Quando a gente descia a serra até a cidadezinha próxima para vender a produção e comprar mantimentos, o seu Toco do Armazém, que também era meu padrinho de batismo, perguntava pelo pai. – Está sem poder se levantar, com um tal de ácido úrico e dores no peito, eu dizia. – Leva esse remédio aqui pra ele, menino. Dizem que é muito bom. É um unguento feito do leite de uma árvore chamada amapazeiro, lá do Norte.

Aí ele perguntava: – Quêde os peixe-antônio? Ele mandou pra mim? Claro, eu dizia. Mandou essa cambada fresca aí. E lhe entregava uns vinte piaus, retirados do criadouro, enfiados numa penca de sisal. – Mas por que meu padrinho chama esses peixes de peixe-antônio? Ele ria e não dizia nada. Eu achava que era uma brincadeira dos dois velhos amigos.

Seu Toco era baixinho, mas me disseram que era muito valente. Já tinha posto uns jagunços para correr, com um sabre que ganhara de um cangaceiro verdadeiro dos tempos de Lampião. E tinha muitas qualidades: tocava uma sanfona melhor que o Luiz Gonzaga, diziam. Eu nunca o tinha visto tocar, mas como gostava dele, só fazia espalhar a história. Eu cheguei a perguntá-lo: – Quêde a sanfona, seu Toco? O São João este ano vai ser bom… Já está meio frio lá na serra.
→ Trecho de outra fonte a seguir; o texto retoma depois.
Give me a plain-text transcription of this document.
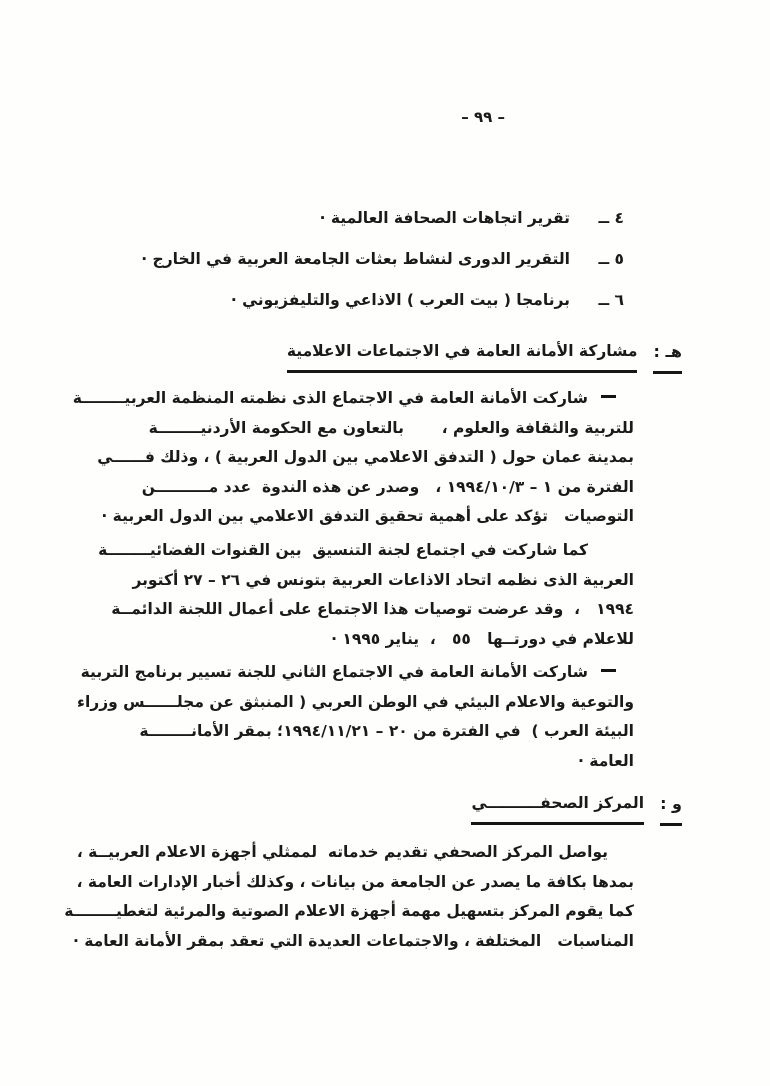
– ٩٩ –
٤ ــ
تقرير اتجاهات الصحافة العالمية ·
٥ ــ
التقرير الدورى لنشاط بعثات الجامعة العربية في الخارج ·
٦ ــ
برنامجا ( بيت العرب ) الاذاعي والتليفزيوني ·
هـ :
مشاركة الأمانة العامة في الاجتماعات الاعلامية
شاركت الأمانة العامة في الاجتماع الذى نظمته المنظمة العربيــــــــة
للتربية والثقافة والعلوم ،       بالتعاون مع الحكومة الأردنيــــــــة
بمدينة عمان حول ( التدفق الاعلامي بين الدول العربية ) ، وذلك فــــــي
الفترة من ١ – ١٩٩٤/١٠/٣ ،   وصدر عن هذه الندوة  عدد مــــــــــن
التوصيات   تؤكد على أهمية تحقيق التدفق الاعلامي بين الدول العربية ·
كما شاركت في اجتماع لجنة التنسيق  بين القنوات الفضائيــــــــة
العربية الذى نظمه اتحاد الاذاعات العربية بتونس في ٢٦ – ٢٧ أكتوبر
١٩٩٤   ،  وقد عرضت توصيات هذا الاجتماع على أعمال اللجنة الدائمــة
للاعلام في دورتــها   ٥٥   ،  يناير ١٩٩٥ ·
شاركت الأمانة العامة في الاجتماع الثاني للجنة تسيير برنامج التربية
والتوعية والاعلام البيئي في الوطن العربي ( المنبثق عن مجلــــــس وزراء
البيئة العرب )  في الفترة من ٢٠ – ١٩٩٤/١١/٢١؛ بمقر الأمانــــــــة
العامة ·
و :
المركز الصحفــــــــــي
يواصل المركز الصحفي تقديم خدماته  لممثلي أجهزة الاعلام العربيــة ،
بمدها بكافة ما يصدر عن الجامعة من بيانات ، وكذلك أخبار الإدارات العامة ،
كما يقوم المركز بتسهيل مهمة أجهزة الاعلام الصوتية والمرئية لتغطيــــــــة
المناسبات   المختلفة ، والاجتماعات العديدة التي تعقد بمقر الأمانة العامة ·
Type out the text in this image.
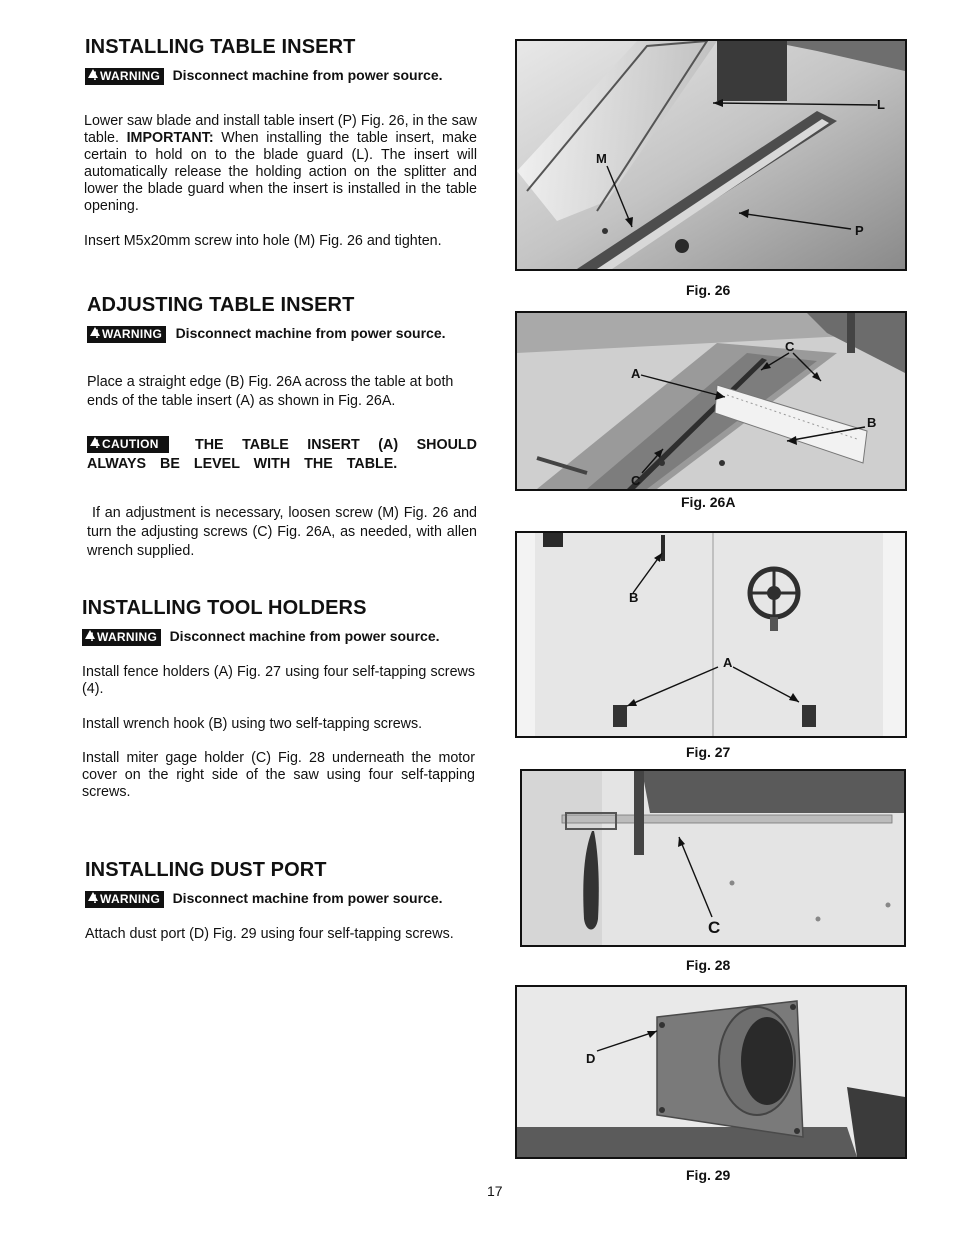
INSTALLING TABLE INSERT
!WARNING Disconnect machine from power source.
Lower saw blade and install table insert (P) Fig. 26, in the saw table. IMPORTANT: When installing the table insert, make certain to hold on to the blade guard (L). The insert will automatically release the holding action on the splitter and lower the blade guard when the insert is installed in the table opening.
Insert M5x20mm screw into hole (M) Fig. 26 and tighten.
ADJUSTING TABLE INSERT
!WARNING Disconnect machine from power source.
Place a straight edge (B) Fig. 26A across the table at both ends of the table insert (A) as shown in Fig. 26A.
!CAUTION	THE TABLE INSERT (A) SHOULD ALWAYS BE LEVEL WITH THE TABLE.
If an adjustment is necessary, loosen screw (M) Fig. 26 and turn the adjusting screws (C) Fig. 26A, as needed, with allen wrench supplied.
INSTALLING TOOL HOLDERS
!WARNING Disconnect machine from power source.
Install fence holders (A) Fig. 27 using four self-tapping screws (4).
Install wrench hook (B) using two self-tapping screws.
Install miter gage holder (C) Fig. 28 underneath the motor cover on the right side of the saw using four self-tapping screws.
INSTALLING DUST PORT
!WARNING Disconnect machine from power source.
Attach dust port (D) Fig. 29 using four self-tapping screws.
L
M
P
Fig. 26
A
C
B
C
Fig. 26A
B
A
Fig. 27
C
Fig. 28
D
Fig. 29
17
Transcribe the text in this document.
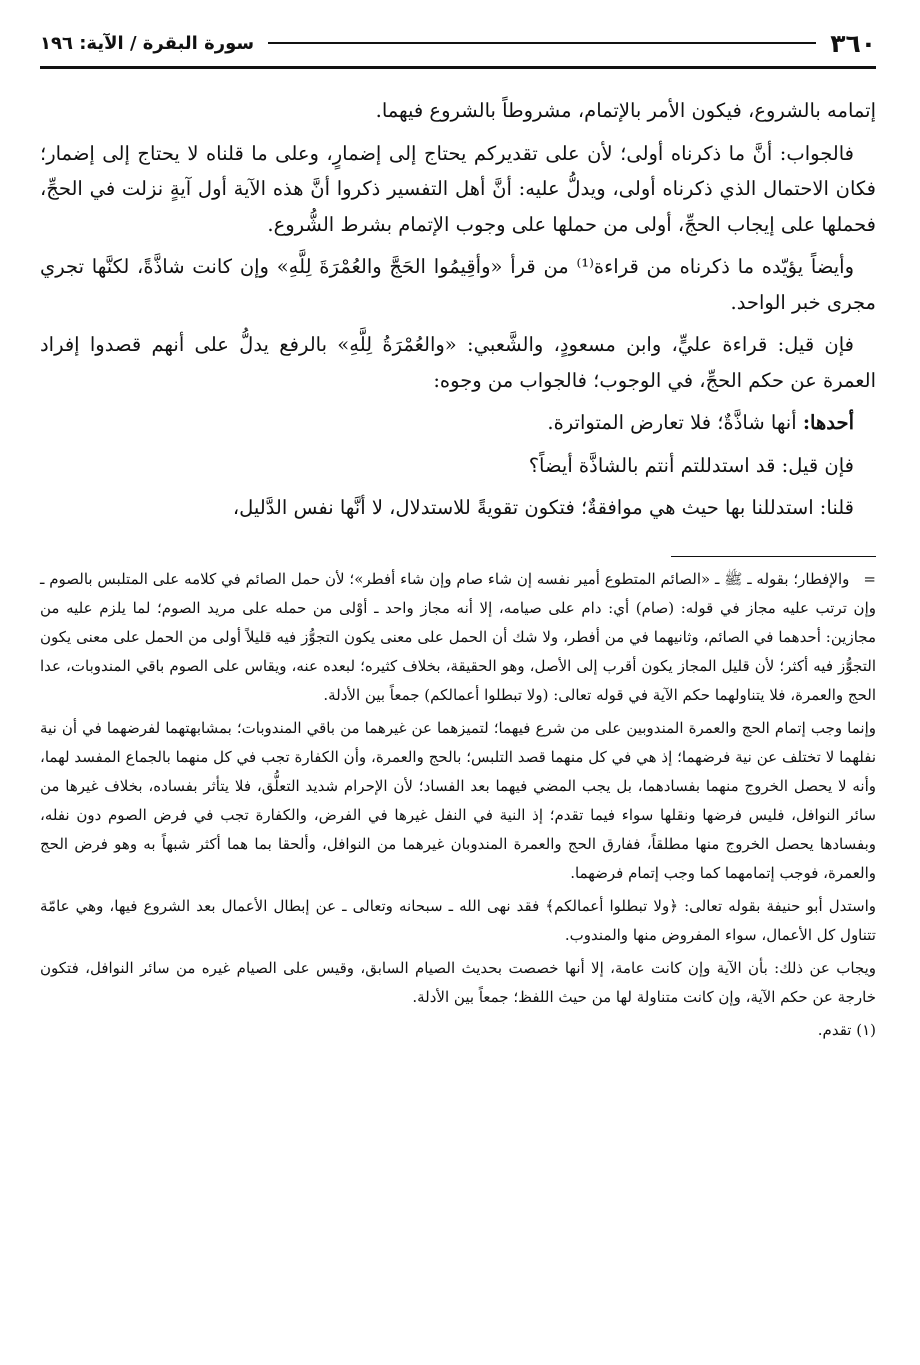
٣٦٠
سورة البقرة / الآية: ١٩٦

إتمامه بالشروع، فيكون الأمر بالإتمام، مشروطاً بالشروع فيهما.

فالجواب: أنَّ ما ذكرناه أولى؛ لأن على تقديركم يحتاج إلى إضمارٍ، وعلى ما قلناه لا يحتاج إلى إضمار؛ فكان الاحتمال الذي ذكرناه أولى، ويدلُّ عليه: أنَّ أهل التفسير ذكروا أنَّ هذه الآية أول آيةٍ نزلت في الحجِّ، فحملها على إيجاب الحجِّ، أولى من حملها على وجوب الإتمام بشرط الشُّروع.

وأيضاً يؤيّده ما ذكرناه من قراءة⁽¹⁾ من قرأ «وأقِيمُوا الحَجَّ والعُمْرَةَ لِلَّهِ» وإن كانت شاذَّةً، لكنَّها تجري مجرى خبر الواحد.

فإن قيل: قراءة عليٍّ، وابن مسعودٍ، والشَّعبي: «والعُمْرَةُ لِلَّهِ» بالرفع يدلُّ على أنهم قصدوا إفراد العمرة عن حكم الحجِّ، في الوجوب؛ فالجواب من وجوه:

أحدها: أنها شاذَّةٌ؛ فلا تعارض المتواترة.

فإن قيل: قد استدللتم أنتم بالشاذَّة أيضاً؟

قلنا: استدللنا بها حيث هي موافقةٌ؛ فتكون تقويةً للاستدلال، لا أنَّها نفس الدَّليل،

=
والإفطار؛ بقوله ـ ﷺ ـ «الصائم المتطوع أمير نفسه إن شاء صام وإن شاء أفطر»؛ لأن حمل الصائم في كلامه على المتلبس بالصوم ـ وإن ترتب عليه مجاز في قوله: (صام) أي: دام على صيامه، إلا أنه مجاز واحد ـ أوْلى من حمله على مريد الصوم؛ لما يلزم عليه من مجازين: أحدهما في الصائم، وثانيهما في من أفطر، ولا شك أن الحمل على معنى يكون التجوُّز فيه قليلاً أولى من الحمل على معنى يكون التجوُّز فيه أكثر؛ لأن قليل المجاز يكون أقرب إلى الأصل، وهو الحقيقة، بخلاف كثيره؛ لبعده عنه، ويقاس على الصوم باقي المندوبات، عدا الحج والعمرة، فلا يتناولهما حكم الآية في قوله تعالى: (ولا تبطلوا أعمالكم) جمعاً بين الأدلة.

وإنما وجب إتمام الحج والعمرة المندوبين على من شرع فيهما؛ لتميزهما عن غيرهما من باقي المندوبات؛ بمشابهتهما لفرضهما في أن نية نفلهما لا تختلف عن نية فرضهما؛ إذ هي في كل منهما قصد التلبس؛ بالحج والعمرة، وأن الكفارة تجب في كل منهما بالجماع المفسد لهما، وأنه لا يحصل الخروج منهما بفسادهما، بل يجب المضي فيهما بعد الفساد؛ لأن الإحرام شديد التعلُّق، فلا يتأثر بفساده، بخلاف غيرها من سائر النوافل، فليس فرضها ونقلها سواء فيما تقدم؛ إذ النية في النفل غيرها في الفرض، والكفارة تجب في فرض الصوم دون نفله، وبفسادها يحصل الخروج منها مطلقاً، ففارق الحج والعمرة المندوبان غيرهما من النوافل، وألحقا بما هما أكثر شبهاً به وهو فرض الحج والعمرة، فوجب إتمامهما كما وجب إتمام فرضهما.

واستدل أبو حنيفة بقوله تعالى: ﴿ولا تبطلوا أعمالكم﴾ فقد نهى الله ـ سبحانه وتعالى ـ عن إبطال الأعمال بعد الشروع فيها، وهي عامّة تتناول كل الأعمال، سواء المفروض منها والمندوب.

ويجاب عن ذلك: بأن الآية وإن كانت عامة، إلا أنها خصصت بحديث الصيام السابق، وقيس على الصيام غيره من سائر النوافل، فتكون خارجة عن حكم الآية، وإن كانت متناولة لها من حيث اللفظ؛ جمعاً بين الأدلة.

(١) تقدم.
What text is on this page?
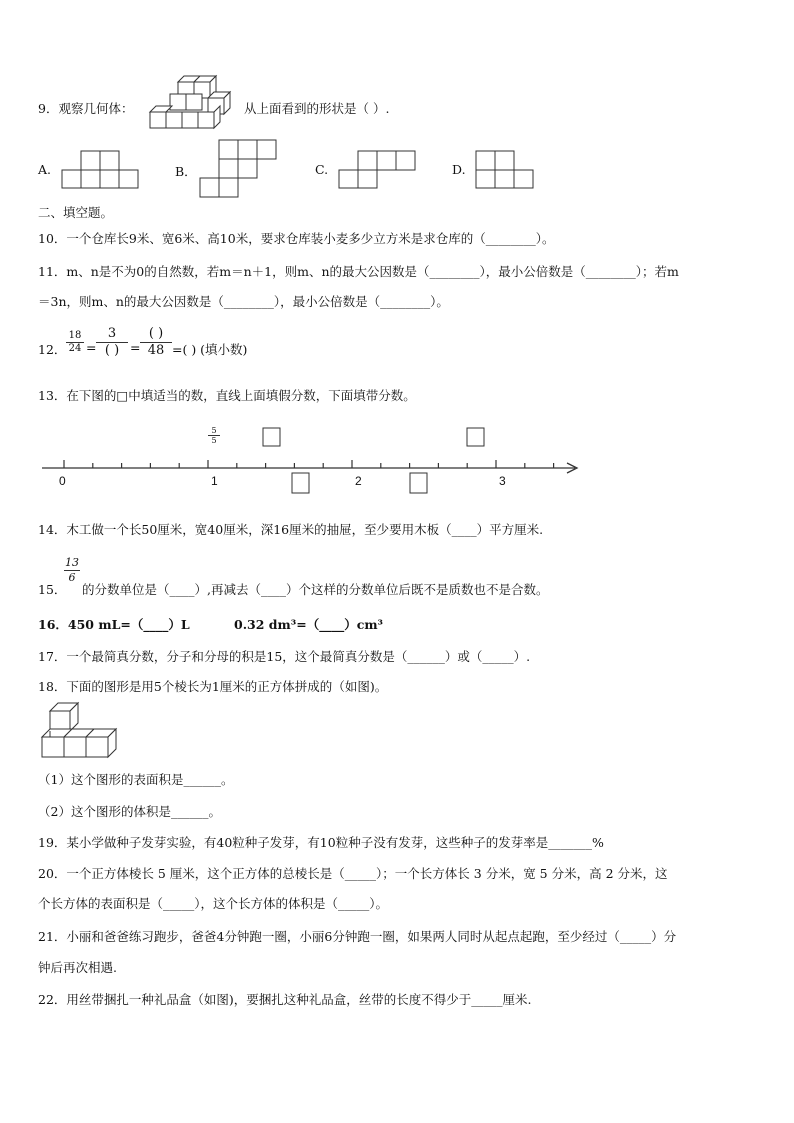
9．观察几何体：	从上面看到的形状是（ ）.
A.	B．	C.	D.
二、填空题。
10．一个仓库长9米、宽6米、高10米，要求仓库装小麦多少立方米是求仓库的（________）。
11．m、n是不为0的自然数，若m＝n＋1，则m、n的最大公因数是（________），最小公倍数是（________）；若m
＝3n，则m、n的最大公因数是（________），最小公倍数是（________）。
12． $\frac{18}{24}$ =
3
( ) =
( )
48 =( ) (填小数)
13．在下图的□中填适当的数，直线上面填假分数，下面填带分数。
0	1	2	3
$\frac{5}{5}$
14．木工做一个长50厘米，宽40厘米，深16厘米的抽屉，至少要用木板（____）平方厘米.
$\frac{13}{6}$
15． 的分数单位是（____）,再减去（____）个这样的分数单位后既不是质数也不是合数。
16．450 mL=（____）L	0.32 dm³=（____）cm³
17．一个最简真分数，分子和分母的积是15，这个最简真分数是（______）或（_____）.
18．下面的图形是用5个棱长为1厘米的正方体拼成的（如图)。
（1）这个图形的表面积是______。
（2）这个图形的体积是______。
19．某小学做种子发芽实验，有40粒种子发芽，有10粒种子没有发芽，这些种子的发芽率是_______%
20．一个正方体棱长 5 厘米，这个正方体的总棱长是（_____）；一个长方体长 3 分米，宽 5 分米，高 2 分米，这
个长方体的表面积是（_____），这个长方体的体积是（_____）。
21．小丽和爸爸练习跑步，爸爸4分钟跑一圈，小丽6分钟跑一圈，如果两人同时从起点起跑，至少经过（_____）分
钟后再次相遇.
22．用丝带捆扎一种礼品盒（如图)，要捆扎这种礼品盒，丝带的长度不得少于_____厘米.
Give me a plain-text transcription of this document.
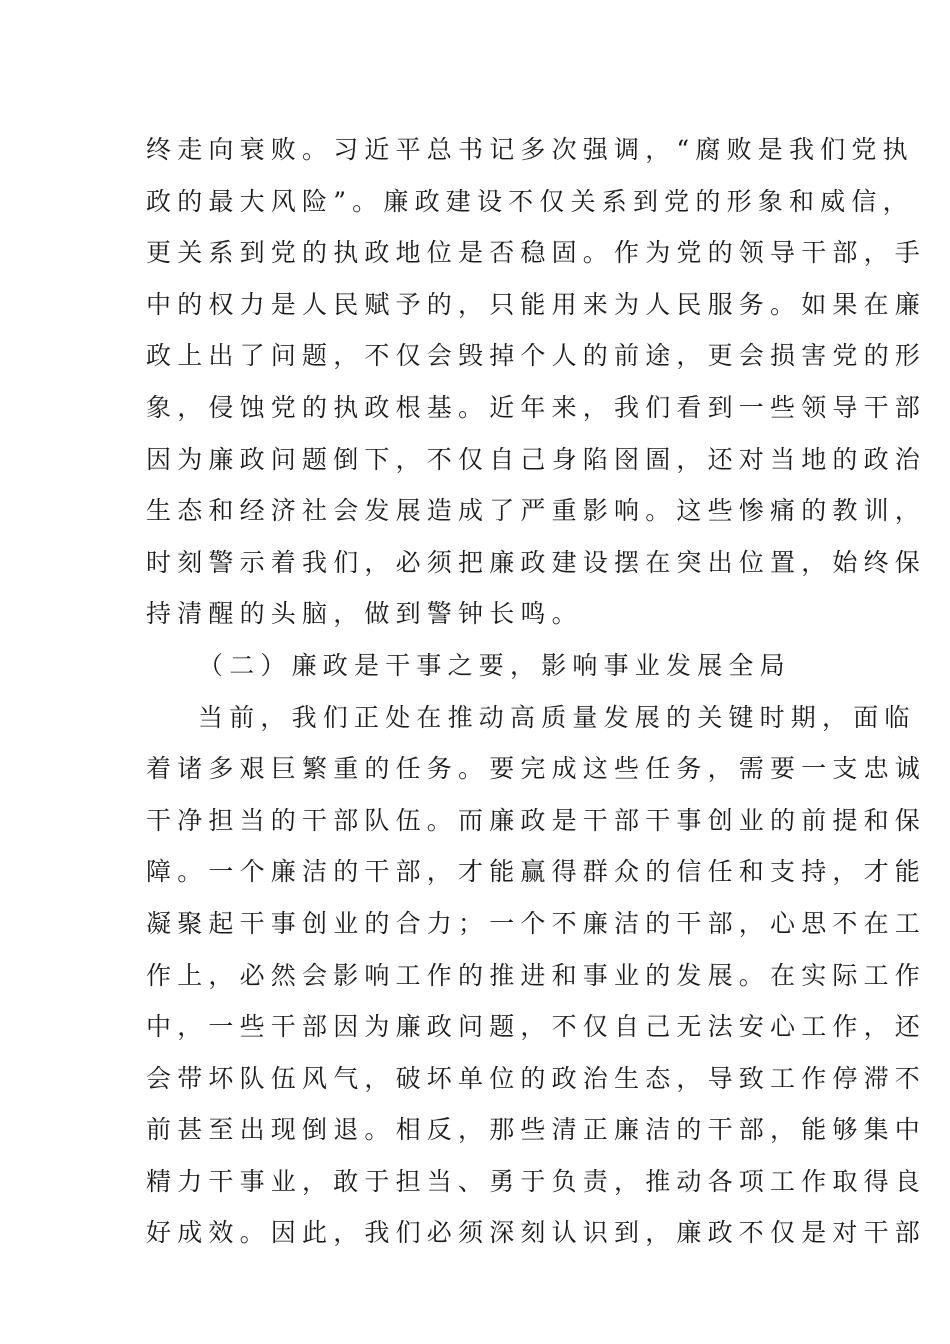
终走向衰败。习近平总书记多次强调，“腐败是我们党执
政的最大风险”。廉政建设不仅关系到党的形象和威信，
更关系到党的执政地位是否稳固。作为党的领导干部，手
中的权力是人民赋予的，只能用来为人民服务。如果在廉
政上出了问题，不仅会毁掉个人的前途，更会损害党的形
象，侵蚀党的执政根基。近年来，我们看到一些领导干部
因为廉政问题倒下，不仅自己身陷囹圄，还对当地的政治
生态和经济社会发展造成了严重影响。这些惨痛的教训，
时刻警示着我们，必须把廉政建设摆在突出位置，始终保
持清醒的头脑，做到警钟长鸣。
（二）廉政是干事之要，影响事业发展全局
当前，我们正处在推动高质量发展的关键时期，面临
着诸多艰巨繁重的任务。要完成这些任务，需要一支忠诚
干净担当的干部队伍。而廉政是干部干事创业的前提和保
障。一个廉洁的干部，才能赢得群众的信任和支持，才能
凝聚起干事创业的合力；一个不廉洁的干部，心思不在工
作上，必然会影响工作的推进和事业的发展。在实际工作
中，一些干部因为廉政问题，不仅自己无法安心工作，还
会带坏队伍风气，破坏单位的政治生态，导致工作停滞不
前甚至出现倒退。相反，那些清正廉洁的干部，能够集中
精力干事业，敢于担当、勇于负责，推动各项工作取得良
好成效。因此，我们必须深刻认识到，廉政不仅是对干部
Ele dizia: – O fole tá furado, vou mandar consertar ou comprar outro assim que Deus e o Padim Ciço me permitir. Era mais uma conversa mole de quem fica enrolando e mascando tabaco. Quando não tinha sacos plásticos o seu Toco nos aviava compras a varejo com papel de embrulho. Eu ficava besta de ver a agilidade dele enrolando os dedos no papel até a mercadoria ficar fechada e não abrir tão fácil.

Enquanto eu tirava uma prosa com ele, meus irmãos ficavam brincando e passeando pela praça. Certa vez o caçula veio chorando porque um rapazote chamou todo mundo da minha família de mentiroso. Era um molecão invejoso que só. Fui tomar satisfação e acabei brigando. ]

A gente se feriu todo rolando pelo chão até nos apartarem. Já em casa minha mãe lavou minhas feridas com água e tintura de jucá, que dói que só uma peste. Mas nada disse a meu pai, senão ele ia se enfezar.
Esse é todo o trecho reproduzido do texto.